Virtual Reality and eLearning: An Introduction
Virtual Reality or VR as it is popularly known as, has been around for longer than we know. A peek into the history and we know that though the initial concept revolved around creating an illusion, the modern concept in fact originated from science fiction, Stanley G. Weinbaum’s short story-Pygmalion’s Spectacles according to Wikipedia.
From Sensorama, Aspen Movie Map, Virtual Fixtures system to the Sega VR the evolution of VR devices has been commendable indeed. Today we have affordable, lightweight VR headsets that can be used by almost everybody. What made this possible is the advancement in mobile technology with advanced sensors and the whole enchilada. According to Statista, “the economic impact of VR/AR is forecast to amount to 29.5 billion U.S. dollars in 2020.” As discussed in a previous post the use of VR has expanded into the education space and there are things we need to be wary about.
However, even before that, we need to look at what makes VR a good choice for training or learning. What connects?
Immersive, Explorative, Interactive
Though more popularly used by game developers, learning developers too are now finding ways to create immersive, explorative and interactive virtual space where learners can learn as they explore using the VR headsets and navigation controls. 360 videos are easily available on YouTube allowing learners to visit places they have never been to, explore new environments. Learning providers too have been working on creating virtual spaces with branching scenarios etc.
VR is prevalently used in flight training, medical, space and military training. The used of stimulators reduces the actual risk and allows the learners to improve their technical, motor skills in a virtual environment that entirely mimics the real-world scenarios.
Freedom to Experiment
Learning does not happen all at once. VR helps when experimentation, is required to find out the various outcomes, in a risk -free environment. VR has already shown great potential in the field of architecture, where architects experiment with 3D models. Even in medical science, surgeries are practiced virtually to ensure the positive outcomes without harming the patient.

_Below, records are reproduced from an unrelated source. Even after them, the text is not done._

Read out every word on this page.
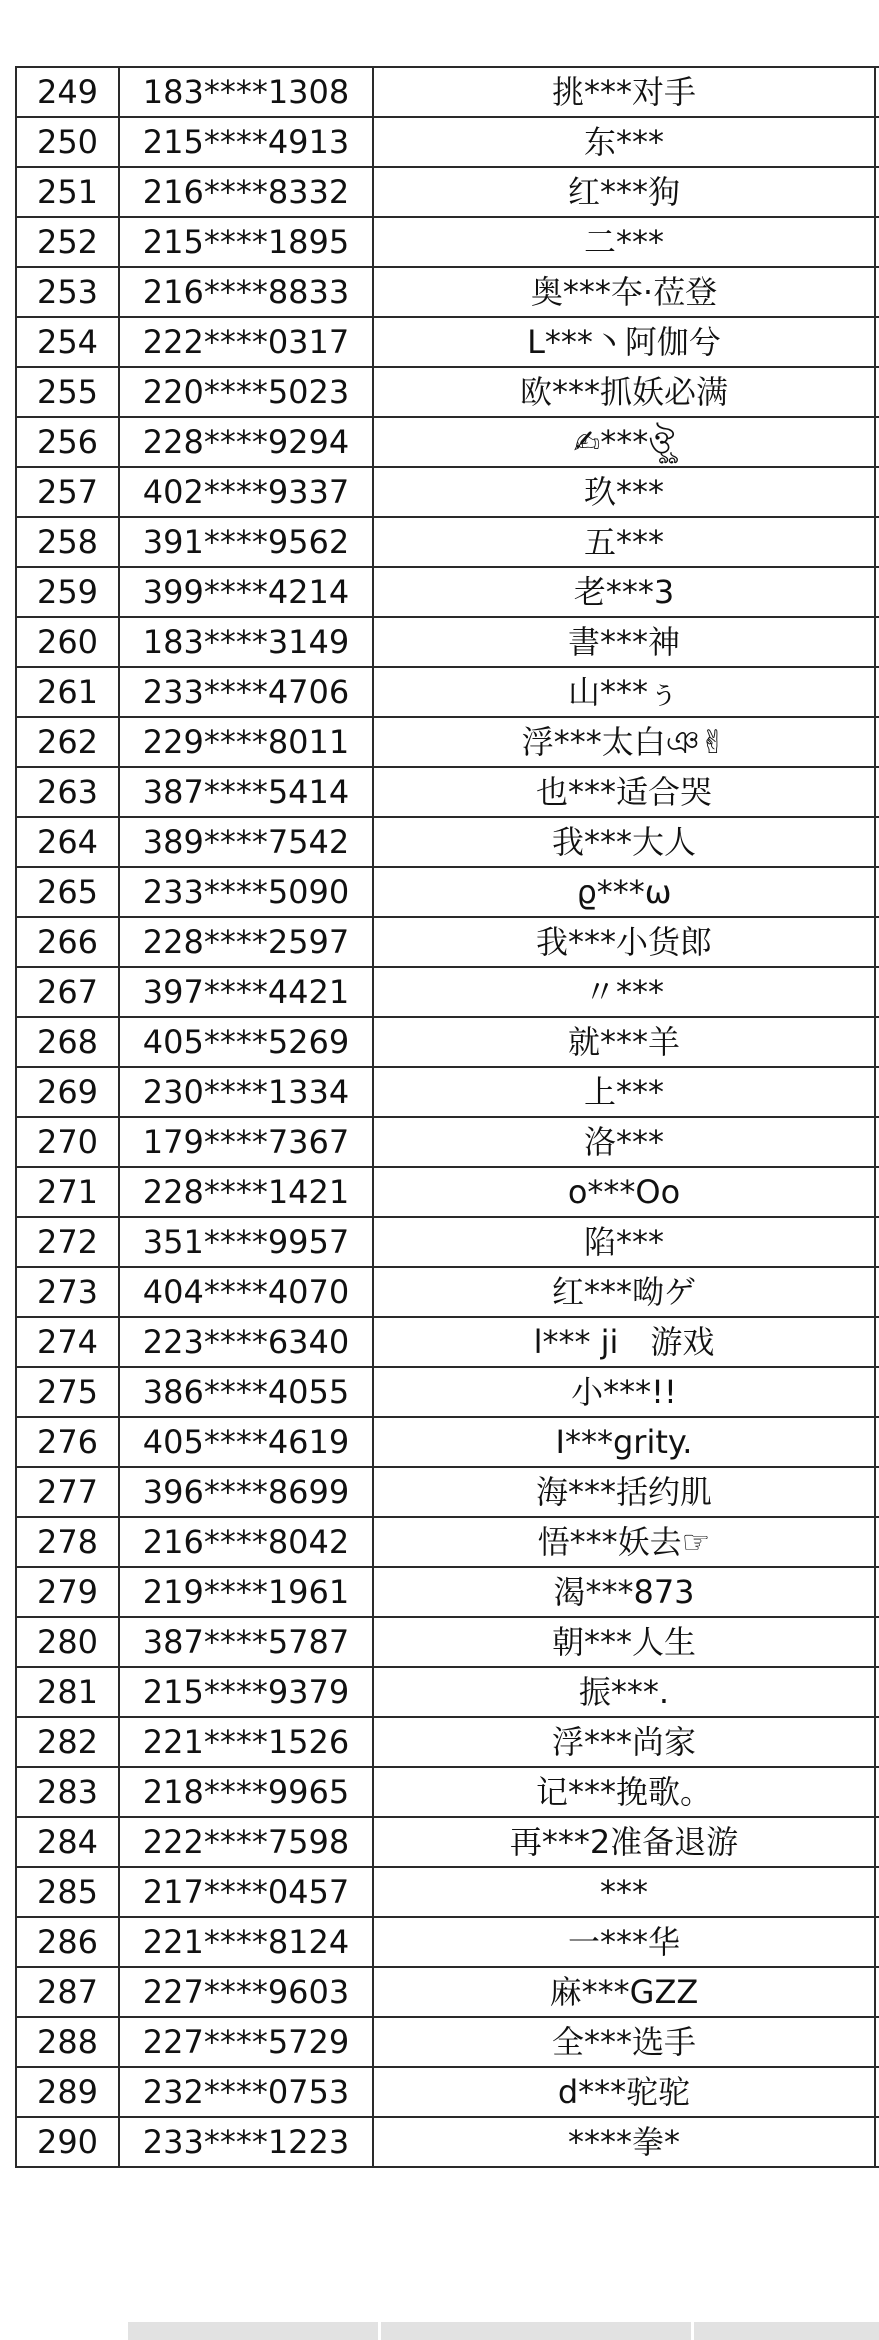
249	183****1308	挑***对手	
250	215****4913	东***	
251	216****8332	红***狗	
252	215****1895	二***	
253	216****8833	奥***夲·莅登	
254	222****0317	L***丶阿伽兮	
255	220****5023	欧***抓妖必满	
256	228****9294	✍***ঔৣ	
257	402****9337	玖***	
258	391****9562	五***	
259	399****4214	老***3	
260	183****3149	書***神	
261	233****4706	山***ぅ	
262	229****8011	浮***太白ঞ✌	
263	387****5414	也***适合哭	
264	389****7542	我***大人	
265	233****5090	ϱ***ω	
266	228****2597	我***小货郎	
267	397****4421	〃***	
268	405****5269	就***羊	
269	230****1334	上***	
270	179****7367	洛***	
271	228****1421	o***Oo	
272	351****9957	陷***	
273	404****4070	红***呦ゲ	
274	223****6340	l*** ji　游戏	
275	386****4055	小***!!	
276	405****4619	I***grity.	
277	396****8699	海***括约肌	
278	216****8042	悟***妖去☞	
279	219****1961	渴***873	
280	387****5787	朝***人生	
281	215****9379	振***.	
282	221****1526	浮***尚家	
283	218****9965	记***挽歌。	
284	222****7598	再***2准备退游	
285	217****0457	***	
286	221****8124	一***华	
287	227****9603	麻***GZZ	
288	227****5729	全***选手	
289	232****0753	d***驼驼	
290	233****1223	****拳*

VR also saves money and time, through reduced resource utilizations, reduced travel costs, increased safety, and most importantly through reduced influence of extrinsic factors.
Today most L&D providers focus on mobile VR systems that are more affordable. The entire unit comprises of a device (smartphone), a VR headset, and an input controller for interaction with the virtual environment- the controls are gesture based, sensors for head tracking, or using tracking pads.
Virtual classrooms, virtual tours, can be delivered through Learning management systems, using the VR’s SDK functionalities.
University of Michigan Football program, allows the potential candidates to experience the real-game using VR. Growing number of colleges offer a virtual campus tour to potential students. Schools in the US have been using VR to conduct virtual field trips to Amazon and even Mars.
VR has already been prevalent in Military and medical trainings, has now been incorporated into distance learning too (University of British Columbia has already delivered lectures in VR), and marketing firms too have been using it well enough. While VR has gained prevalence in the area of K12 education, it still is at it’s infancy in corporate learning space. However, with its growing popularity and easy access to devices, it can soon influence the way training is delivered in manufacturing, oil and gas sectors and almost all high-risk sectors where learning in a virtual environment can keep the employees performance ready.